Ahora la multitud comenzó a agitarse, estremeciéndose con murmullos y oleadas de inquietud.

—Para que esto no ocurra —dijo Stilgar—, nuestra nueva Sayyadina, Jessica del Extraño Arte, ha consentido someterse a los ritos ahora. Intentará alcanzar el paso interior a fin de que no perdamos la fuerza de nuestra Reverenda Madre. Jessica del Extraño Arte, pensó Jessica. Vio la mirada de Paul clavada en ella, sus ojos llenos de preguntas, pero su boca permanecía silenciosa a causa de toda la extrañeza que había a su alrededor.

Si muero en la tentativa, ¿qué le ocurrirá a él?, se preguntó Jessica. De nuevo su mente estuvo llena de dudas.

Chani condujo a la Reverenda Madre hasta el sillón en la roca, al fondo de la cavidad acústica, y regresó al lado de Stilgar.

—A fin de que no lo perdamos todo si Jessica del Extraño Arte falla en su prueba —dijo Stilgar—, Chani, hija de Liet, será consagrada Sayyadina en este momento —dio un paso hacia un lado.

Del fondo de la cavidad acústica, la voz de la anciana resonó como un susurro amplificado, áspero y penetrante:

—Chani ha vuelto de su hajra… Chani ha visto las aguas.

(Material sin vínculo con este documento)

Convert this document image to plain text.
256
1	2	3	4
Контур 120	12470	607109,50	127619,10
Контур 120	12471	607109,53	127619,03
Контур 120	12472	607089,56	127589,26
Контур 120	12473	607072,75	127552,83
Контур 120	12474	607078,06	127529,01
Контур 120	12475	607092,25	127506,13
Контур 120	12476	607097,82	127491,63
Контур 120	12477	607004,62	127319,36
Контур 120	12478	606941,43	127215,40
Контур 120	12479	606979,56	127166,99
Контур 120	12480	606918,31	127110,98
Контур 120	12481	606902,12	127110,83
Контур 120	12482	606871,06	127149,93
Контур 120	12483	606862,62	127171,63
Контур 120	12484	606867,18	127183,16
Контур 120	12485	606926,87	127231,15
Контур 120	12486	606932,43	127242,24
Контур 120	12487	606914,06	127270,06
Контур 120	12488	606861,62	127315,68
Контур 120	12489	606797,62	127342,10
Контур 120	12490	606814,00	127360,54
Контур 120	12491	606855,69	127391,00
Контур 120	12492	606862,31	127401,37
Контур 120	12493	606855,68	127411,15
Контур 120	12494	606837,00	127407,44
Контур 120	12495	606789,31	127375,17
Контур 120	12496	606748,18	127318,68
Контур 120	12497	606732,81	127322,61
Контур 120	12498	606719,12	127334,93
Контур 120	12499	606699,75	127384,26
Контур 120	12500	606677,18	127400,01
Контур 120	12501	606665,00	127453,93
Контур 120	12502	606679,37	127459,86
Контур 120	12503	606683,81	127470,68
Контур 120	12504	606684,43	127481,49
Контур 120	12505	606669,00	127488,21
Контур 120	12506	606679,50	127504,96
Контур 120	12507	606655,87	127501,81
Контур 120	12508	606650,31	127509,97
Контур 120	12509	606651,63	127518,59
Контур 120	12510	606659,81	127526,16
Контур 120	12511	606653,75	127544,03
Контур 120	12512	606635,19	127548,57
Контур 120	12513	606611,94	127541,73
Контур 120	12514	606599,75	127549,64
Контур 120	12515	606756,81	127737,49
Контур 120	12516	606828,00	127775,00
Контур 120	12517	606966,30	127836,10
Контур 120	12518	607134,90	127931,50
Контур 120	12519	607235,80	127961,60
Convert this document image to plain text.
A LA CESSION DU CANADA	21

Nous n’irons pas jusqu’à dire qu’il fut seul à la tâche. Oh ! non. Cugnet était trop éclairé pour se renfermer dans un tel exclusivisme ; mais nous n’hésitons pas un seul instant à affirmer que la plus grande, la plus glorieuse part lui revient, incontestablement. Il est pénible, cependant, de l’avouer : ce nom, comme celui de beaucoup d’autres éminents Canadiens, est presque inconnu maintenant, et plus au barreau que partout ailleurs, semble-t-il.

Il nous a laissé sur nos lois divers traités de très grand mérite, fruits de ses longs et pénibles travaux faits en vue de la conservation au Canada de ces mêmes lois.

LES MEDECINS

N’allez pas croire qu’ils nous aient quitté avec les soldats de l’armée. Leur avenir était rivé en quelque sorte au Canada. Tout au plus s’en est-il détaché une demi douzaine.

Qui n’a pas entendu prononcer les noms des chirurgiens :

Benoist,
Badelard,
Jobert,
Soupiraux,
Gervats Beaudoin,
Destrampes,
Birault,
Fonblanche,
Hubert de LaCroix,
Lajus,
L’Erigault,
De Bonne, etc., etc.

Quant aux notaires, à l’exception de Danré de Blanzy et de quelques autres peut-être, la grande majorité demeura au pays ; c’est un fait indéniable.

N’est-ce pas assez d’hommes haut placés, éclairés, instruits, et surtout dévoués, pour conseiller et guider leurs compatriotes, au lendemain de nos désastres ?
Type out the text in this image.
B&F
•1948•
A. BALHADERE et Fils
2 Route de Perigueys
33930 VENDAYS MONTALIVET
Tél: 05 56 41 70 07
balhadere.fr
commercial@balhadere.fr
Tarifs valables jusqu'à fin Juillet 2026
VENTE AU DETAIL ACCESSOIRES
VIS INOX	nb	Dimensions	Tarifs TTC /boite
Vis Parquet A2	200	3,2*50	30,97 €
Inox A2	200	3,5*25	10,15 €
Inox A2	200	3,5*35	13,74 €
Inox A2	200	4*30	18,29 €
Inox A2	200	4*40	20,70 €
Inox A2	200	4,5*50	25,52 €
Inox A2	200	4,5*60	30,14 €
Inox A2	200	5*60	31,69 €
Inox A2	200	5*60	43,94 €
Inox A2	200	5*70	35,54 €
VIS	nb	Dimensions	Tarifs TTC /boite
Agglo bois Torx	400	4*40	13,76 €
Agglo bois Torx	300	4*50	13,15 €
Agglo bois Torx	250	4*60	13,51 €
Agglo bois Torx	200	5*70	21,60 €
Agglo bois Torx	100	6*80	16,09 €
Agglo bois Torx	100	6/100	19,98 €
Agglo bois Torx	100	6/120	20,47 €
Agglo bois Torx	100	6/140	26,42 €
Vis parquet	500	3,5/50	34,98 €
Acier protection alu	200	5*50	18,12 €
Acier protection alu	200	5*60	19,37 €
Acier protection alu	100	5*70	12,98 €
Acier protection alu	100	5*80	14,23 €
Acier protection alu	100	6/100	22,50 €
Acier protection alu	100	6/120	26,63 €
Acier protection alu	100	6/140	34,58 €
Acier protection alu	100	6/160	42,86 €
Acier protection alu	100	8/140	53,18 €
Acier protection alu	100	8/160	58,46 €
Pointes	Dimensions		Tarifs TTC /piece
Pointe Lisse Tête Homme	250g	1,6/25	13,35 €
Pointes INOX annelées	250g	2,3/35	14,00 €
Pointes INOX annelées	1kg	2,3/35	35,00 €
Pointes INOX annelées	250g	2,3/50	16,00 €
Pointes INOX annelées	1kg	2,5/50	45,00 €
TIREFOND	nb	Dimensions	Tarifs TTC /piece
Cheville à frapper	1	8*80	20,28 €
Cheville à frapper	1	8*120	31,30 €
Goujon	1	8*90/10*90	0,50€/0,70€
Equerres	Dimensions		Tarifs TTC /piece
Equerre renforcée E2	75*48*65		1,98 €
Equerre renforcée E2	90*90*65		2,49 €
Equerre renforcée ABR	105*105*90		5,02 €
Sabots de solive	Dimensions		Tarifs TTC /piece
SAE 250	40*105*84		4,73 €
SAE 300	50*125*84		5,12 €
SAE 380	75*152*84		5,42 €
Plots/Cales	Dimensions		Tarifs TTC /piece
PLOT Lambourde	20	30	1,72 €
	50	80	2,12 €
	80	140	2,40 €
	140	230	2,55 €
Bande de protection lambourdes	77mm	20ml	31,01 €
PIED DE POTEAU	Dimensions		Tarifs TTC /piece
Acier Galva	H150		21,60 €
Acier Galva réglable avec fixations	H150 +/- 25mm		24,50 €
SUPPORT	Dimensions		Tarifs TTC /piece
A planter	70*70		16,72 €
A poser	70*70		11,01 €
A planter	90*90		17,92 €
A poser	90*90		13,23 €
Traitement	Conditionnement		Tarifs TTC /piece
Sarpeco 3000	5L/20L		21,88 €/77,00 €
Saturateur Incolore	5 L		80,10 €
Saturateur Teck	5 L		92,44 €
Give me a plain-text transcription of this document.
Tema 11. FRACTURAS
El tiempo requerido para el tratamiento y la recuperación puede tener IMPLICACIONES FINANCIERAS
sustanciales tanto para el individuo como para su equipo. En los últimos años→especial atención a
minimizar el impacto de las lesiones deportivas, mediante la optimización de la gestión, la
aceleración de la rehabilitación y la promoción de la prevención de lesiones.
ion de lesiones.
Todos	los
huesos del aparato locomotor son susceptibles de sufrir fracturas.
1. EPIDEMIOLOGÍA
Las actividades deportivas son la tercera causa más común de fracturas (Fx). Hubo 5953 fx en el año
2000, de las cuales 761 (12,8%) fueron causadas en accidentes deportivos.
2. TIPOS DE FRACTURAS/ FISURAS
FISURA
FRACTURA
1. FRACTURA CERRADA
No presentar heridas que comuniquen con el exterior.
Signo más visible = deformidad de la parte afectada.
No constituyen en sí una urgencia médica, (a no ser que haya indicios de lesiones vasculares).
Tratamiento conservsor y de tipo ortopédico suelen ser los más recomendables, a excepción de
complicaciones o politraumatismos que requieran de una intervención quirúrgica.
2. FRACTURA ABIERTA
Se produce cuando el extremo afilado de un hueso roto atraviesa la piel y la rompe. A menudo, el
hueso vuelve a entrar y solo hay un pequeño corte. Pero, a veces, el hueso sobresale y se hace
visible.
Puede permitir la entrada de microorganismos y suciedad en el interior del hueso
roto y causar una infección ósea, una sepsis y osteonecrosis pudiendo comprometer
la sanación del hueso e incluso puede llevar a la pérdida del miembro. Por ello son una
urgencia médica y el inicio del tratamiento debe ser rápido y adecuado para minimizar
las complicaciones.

Una respuesta susurrante llegó de la multitud:

—Ha visto las aguas.

—Consagro a la hija de Liet como Sayyadina —sibiló la anciana.

—Es aceptada —respondió la multitud.

Paul apenas escuchaba la ceremonia, su atención estaba centrada en lo que había oído decir acerca de su madre.

¿Si fallaba en su prueba?

Se volvió y miró a la que todos llamaban Reverenda Madre, estudiando los enjutos rasgos de la anciana, la fantomática fijeza de sus ojos totalmente azules. Parecía como si la más leve brisa pudiera arrastrarla consigo, pero algo en ella sugería que podía resistir el paso de una tormenta de coriolis. De ella emanaba la misma aura de poder que recordaba de la Reverenda Madre Gaius Helen Mohiam cuando le había sometido a la atroz agonía de la prueba del gom jabbar.

—Yo, la Reverenda Madre Ramallo, cuya voz habla como una multitud, os digo esto —murmuró la anciana—: es justo que Chani sea aceptada como Sayyadina.

—Es justo —respondió la multitud.

La anciana asintió.

—Yo te doy los cielos plateados, el desierto dorado y sus brillantes rocas, los campos verdes que veremos en ellos —dijo—. Yo doy todo esto a la Sayyadina Chani. Y para evitar que olvide que está al servicio de todos nosotros, serán suyas las tareas domésticas en esta Ceremonia de la Semilla. Que todo sea según la voluntad del Shaihulud —alzó un brazo oscuro y reseco como un bastón, y lo dejó caer de nuevo. Jessica tuvo de pronto la impresión de que la ceremonia se había cerrado a su alrededor como una corriente impetuosa, arrastrándola con rapidez sin ninguna posibilidad de retorno, y lanzó una última ojeada al rostro perplejo de Paul, preparándose para afrontar la prueba.

—Que se acerquen los maestros de agua —dijo Chani, con una excitación apenas perceptible en su voz de joven-niña.

En aquel momento sintió Jessica que el peligro se condensaba a su alrededor, notando su presencia en el repentino silencio de la multitud, en sus miradas. El grupo de hombres se abrió camino sinuosamente a través de la gente, avanzando en parejas. Cada pareja llevaba un pequeño saco de piel, cuyo tamaño era tal vez el doble del de una cabeza humana. Los sacos oscilaban pesadamente. Los dos primeros hombres depositaron su carga a los pies de Chani, en la plataforma, y retrocedieron.

Jessica miró al saco, luego a los hombres. Llevaban sus capuchas echadas hacia atrás, revelando unos largos cabellos anudados en la base del cuello. Los oscuros pozos de sus ojos afrontaron impasibles su mirada.

Un denso aroma a canela se alzó del saco, flotando hasta Jessica. ¿Especia?, pensó.

—¿Hay agua? —preguntó Chani.

El maestro de agua a su izquierda, un hombre con una cicatriz púrpura atravesando el puente de su nariz, asintió con la cabeza.